There are two full-size harps in her family room, but the one she takes once a week to Philhaven and to Quincy United Methodist Nursing Home on request is a 14-pound folk harp that travels a lot easier.

A little more than three years ago, Geer picked up the harp when her 15-year-old son, Gregory Skipton, began learning the instrument. Earlier this year, she became a certified music practitioner through course work offered by the Music for Healing and Transition Program, a nonprofit educational organization.

"When Greg decided to play the harp, I couldn't leave it alone," Geer said. While relatively new to that instrument, Geer said, "I've been a flute player and a piano player forever."

Geer said music practitioners can use any instrument, although the harp seems to be the most common because of the soothing sounds it produces. "I don't think you'd want to use a saxophone or a trumpet," she said.

"Sometimes with patients, I'll just improvise," said Geer as she plucked the strings of the folk harp. Her repertoire includes Bach, Mozart and other classical composers, but she said many patients like to hear "Amazing Grace," "How Great Thou Art" and other classic hymns.

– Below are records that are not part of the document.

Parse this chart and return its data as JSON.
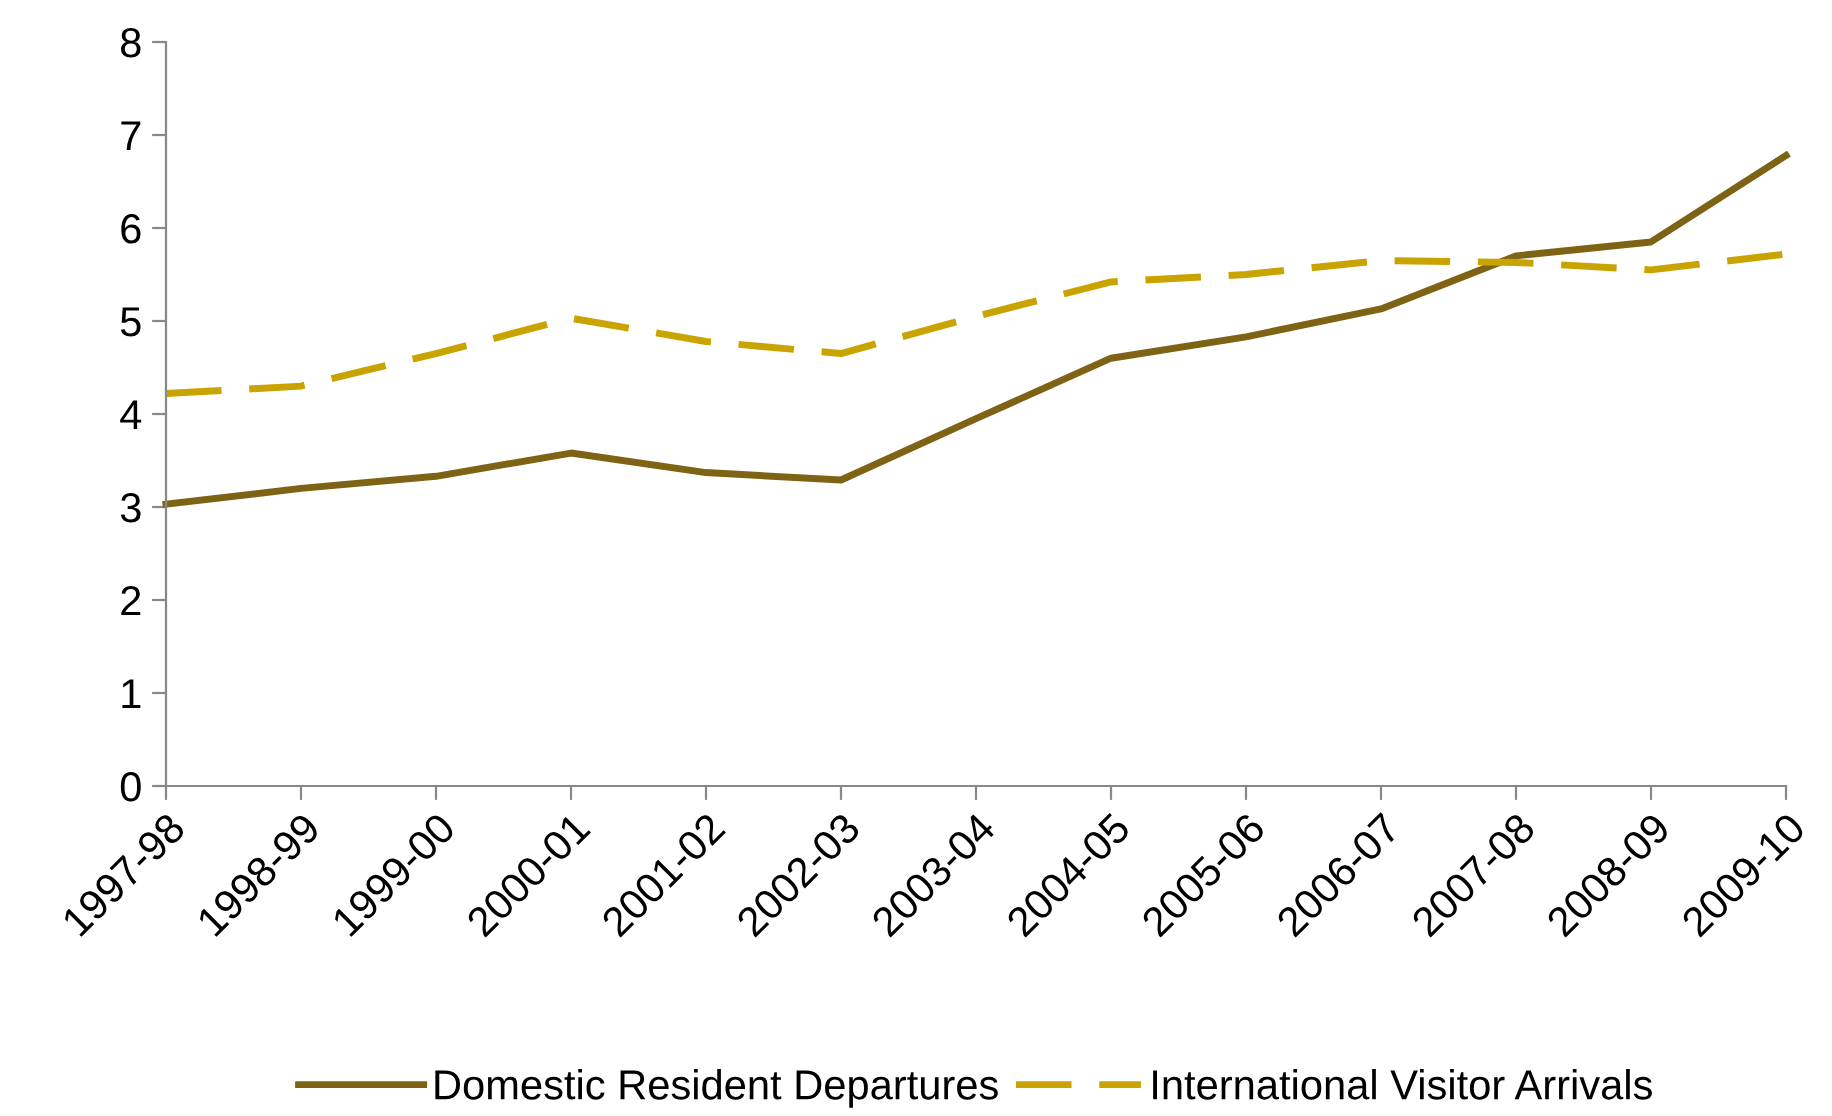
{
  "chart_data": {
    "type": "line",
    "categories": [
      "1997-98",
      "1998-99",
      "1999-00",
      "2000-01",
      "2001-02",
      "2002-03",
      "2003-04",
      "2004-05",
      "2005-06",
      "2006-07",
      "2007-08",
      "2008-09",
      "2009-10"
    ],
    "series": [
      {
        "name": "Domestic Resident Departures",
        "color": "#7f6315",
        "line_style": "solid",
        "values": [
          3.03,
          3.2,
          3.33,
          3.58,
          3.37,
          3.29,
          3.95,
          4.6,
          4.83,
          5.13,
          5.7,
          5.85,
          6.78
        ]
      },
      {
        "name": "International Visitor Arrivals",
        "color": "#c9a300",
        "line_style": "dashed",
        "values": [
          4.22,
          4.3,
          4.65,
          5.03,
          4.78,
          4.65,
          5.05,
          5.42,
          5.5,
          5.65,
          5.63,
          5.55,
          5.72
        ]
      }
    ],
    "ylim": [
      0,
      8
    ],
    "yticks": [
      0,
      1,
      2,
      3,
      4,
      5,
      6,
      7,
      8
    ],
    "grid": false,
    "legend": "bottom",
    "marker": "none"
  }
}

Geer said the main thing is to provide a service to the sick and dying, not to give a concert. The benefits of music, she said, are many.

"There have been studies that show music, particularly harp music, can decrease the blood pressure, pulse rate and respiratory rate," she said. "I did my internship at a psychiatric hospital and got to see how it worked with people that are really agitated or depressed.

"One of the ways they've described this music is like having an internal massage."

Music practitioners also work in hospice programs that care for the terminally ill, she said. The music can comfort those facing the final transition from this life to whatever lies beyond.

Geer said music is not a cure, but an aid to healing. What she does is not the same as music therapy, a different specialty in which therapists work with recovering patients using singing, musical instruments and other methods to help them regain lost capabilities, she said.

"As a music practitioner, it's just the music that does the work," she said.

"There are a lot of people who do this on a full-time basis," but Geer said she doesn't see that in her future. She said about 100 music practitioners have been certified since the program began in 1993.

The Music for Healing and Transition Program went international this year, offering classes in Canada and Australia, Geer said.

Geer grew up near Rochester, N.Y., and received her medical degree from the University of Rochester. She spent nine years as an Army doctor, receiving her surgical training at Tripler Hospital in Honolulu. That was followed by six years in private practice in Ohio before she joined Waynesboro Surgical more than four years ago.

She practices on the harp about an hour a day when she can fit it into her schedule, and learning along with Gregory has an added benefit. The mother and son perform together at weddings, luncheons, dinner programs and other events.

"We do harps together. We also do flute and harp, which is a very pretty combination," she said.